The role of β-hydroxyamino acids in the Maillard reaction—transamination route to Amadori products

Abstract

Analyses of degradation products of β-hydroxyamino acids—l-serine and l-threonine have indicated that the formation of 2-ketoacids and 2-amino alcohols such as pyruvic acid and ethanolamine constitutes a major degradation pathway. Simple mechanisms of decarboxylations and dehydrations can explain their formation in these systems as confirmed by labeling studies. Interestingly, the amino carbonyl interaction between the resulting pyruvic acid and the amino ethanol can lead to the formation of an Amadori product identical in structure to that formed from alanine and glycolaldehyde, indicating the existence of another route to this important Maillard intermediate. In this study, using variously [13C]-labeled pyruvic acids, amino ethanol and alanine, detailed investigation of this interaction was carried out. The initial imine formed during this reaction undergoes an isomerization through a 1,3-prototropic shift followed by enolization and formation of an Amadori product. Aternatively, the isomerized imine can undergo hydrolysis to produce an amino acid and an α-hydroxyaldehyde.

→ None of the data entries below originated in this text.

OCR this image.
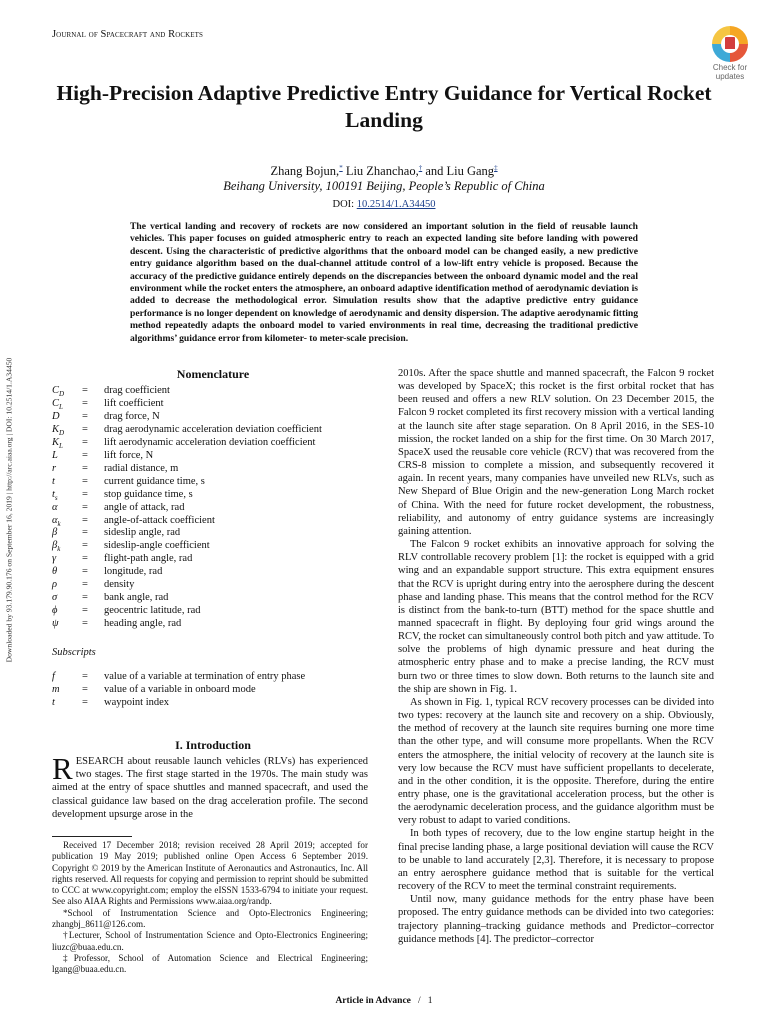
Journal of Spacecraft and Rockets
Check for updates
High-Precision Adaptive Predictive Entry Guidance for Vertical Rocket Landing
Zhang Bojun,* Liu Zhanchao,† and Liu Gang‡
Beihang University, 100191 Beijing, People’s Republic of China
DOI: 10.2514/1.A34450
The vertical landing and recovery of rockets are now considered an important solution in the field of reusable launch vehicles. This paper focuses on guided atmospheric entry to reach an expected landing site before landing with powered descent. Using the characteristic of predictive algorithms that the onboard model can be changed easily, a new predictive entry guidance algorithm based on the dual-channel attitude control of a low-lift entry vehicle is proposed. Because the accuracy of the predictive guidance entirely depends on the discrepancies between the onboard dynamic model and the real environment while the rocket enters the atmosphere, an onboard adaptive identification method of aerodynamic deviation is added to decrease the methodological error. Simulation results show that the adaptive predictive entry guidance performance is no longer dependent on knowledge of aerodynamic and density dispersion. The adaptive aerodynamic fitting method repeatedly adapts the onboard model to varied environments in real time, decreasing the traditional predictive algorithms’ guidance error from kilometer- to meter-scale precision.
Downloaded by 93.179.90.176 on September 16, 2019 | http://arc.aiaa.org | DOI: 10.2514/1.A34450	Nomenclature
$C_D$ = drag coefficient
$C_L$ = lift coefficient
D = drag force, N
$K_D$ = drag aerodynamic acceleration deviation coefficient
$K_L$ = lift aerodynamic acceleration deviation coefficient
L = lift force, N
r = radial distance, m
t	= current guidance time, s
$t_s$ = stop guidance time, s
α = angle of attack, rad
$\alpha_k$ = angle-of-attack coefficient
β = sideslip angle, rad
$\beta_k$ = sideslip-angle coefficient
γ = flight-path angle, rad
θ = longitude, rad
ρ = density
σ = bank angle, rad
ϕ = geocentric latitude, rad
ψ = heading angle, rad
Subscripts
f	= value of a variable at termination of entry phase
m = value of a variable in onboard mode
t	= waypoint index
I. Introduction
RESEARCH about reusable launch vehicles (RLVs) has experienced two stages. The first stage started in the 1970s. The main study was aimed at the entry of space shuttles and manned spacecraft, and used the classical guidance law based on the drag acceleration profile. The second development upsurge arose in the

Received 17 December 2018; revision received 28 April 2019; accepted for publication 19 May 2019; published online Open Access 6 September 2019. Copyright © 2019 by the American Institute of Aeronautics and Astronautics, Inc. All rights reserved. All requests for copying and permission to reprint should be submitted to CCC at www.copyright.com; employ the eISSN 1533-6794 to initiate your request. See also AIAA Rights and Permissions www.aiaa.org/randp.

*School of Instrumentation Science and Opto-Electronics Engineering; zhangbj_8611@126.com.

†Lecturer, School of Instrumentation Science and Opto-Electronics Engineering; liuzc@buaa.edu.cn.

‡Professor, School of Automation Science and Electrical Engineering; lgang@buaa.edu.cn.

2010s. After the space shuttle and manned spacecraft, the Falcon 9 rocket was developed by SpaceX; this rocket is the first orbital rocket that has been reused and offers a new RLV solution. On 23 December 2015, the Falcon 9 rocket completed its first recovery mission with a vertical landing at the launch site after stage separation. On 8 April 2016, in the SES-10 mission, the rocket landed on a ship for the first time. On 30 March 2017, SpaceX used the reusable core vehicle (RCV) that was recovered from the CRS-8 mission to complete a mission, and subsequently recovered it again. In recent years, many companies have unveiled new RLVs, such as New Shepard of Blue Origin and the new-generation Long March rocket of China. With the need for future rocket development, the robustness, reliability, and autonomy of entry guidance systems are increasingly gaining attention.

The Falcon 9 rocket exhibits an innovative approach for solving the RLV controllable recovery problem [1]: the rocket is equipped with a grid wing and an expandable support structure. This extra equipment ensures that the RCV is upright during entry into the aerosphere during the descent phase and landing phase. This means that the control method for the RCV is distinct from the bank-to-turn (BTT) method for the space shuttle and manned spacecraft in flight. By deploying four grid wings around the RCV, the rocket can simultaneously control both pitch and yaw attitude. To solve the problems of high dynamic pressure and heat during the atmospheric entry phase and to make a precise landing, the RCV must burn two or three times to slow down. Both returns to the launch site and the ship are shown in Fig. 1.

As shown in Fig. 1, typical RCV recovery processes can be divided into two types: recovery at the launch site and recovery on a ship. Obviously, the method of recovery at the launch site requires burning one more time than the other type, and will consume more propellants. When the RCV enters the atmosphere, the initial velocity of recovery at the launch site is very low because the RCV must have sufficient propellants to decelerate, and in the other condition, it is the opposite. Therefore, during the entire entry phase, one is the gravitational acceleration process, but the other is the aerodynamic deceleration process, and the guidance algorithm must be very robust to adapt to varied conditions.

In both types of recovery, due to the low engine startup height in the final precise landing phase, a large positional deviation will cause the RCV to be unable to land accurately [2,3]. Therefore, it is necessary to propose an entry aerosphere guidance method that is suitable for the vertical recovery of the RCV to meet the terminal constraint requirements.

Until now, many guidance methods for the entry phase have been proposed. The entry guidance methods can be divided into two categories: trajectory planning–tracking guidance methods and Predictor–corrector guidance methods [4]. The predictor–corrector

Article in Advance / 1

The results of these labeling studies have also confirmed the formation of pyruvic acid in the reaction mixture of alanine/glycolaldehyde and the presence of alanine and glycolaldehyde in pyruvic acid/ethanolamine mixture, consistent with the proposed mechanism. It can be concluded therefore that in addition to sugar/amino acid mixtures, 2-ketoacid and α-amino alcohol interaction can also lead to the formation of Amadori product and initiation of Maillard reaction through transamination process.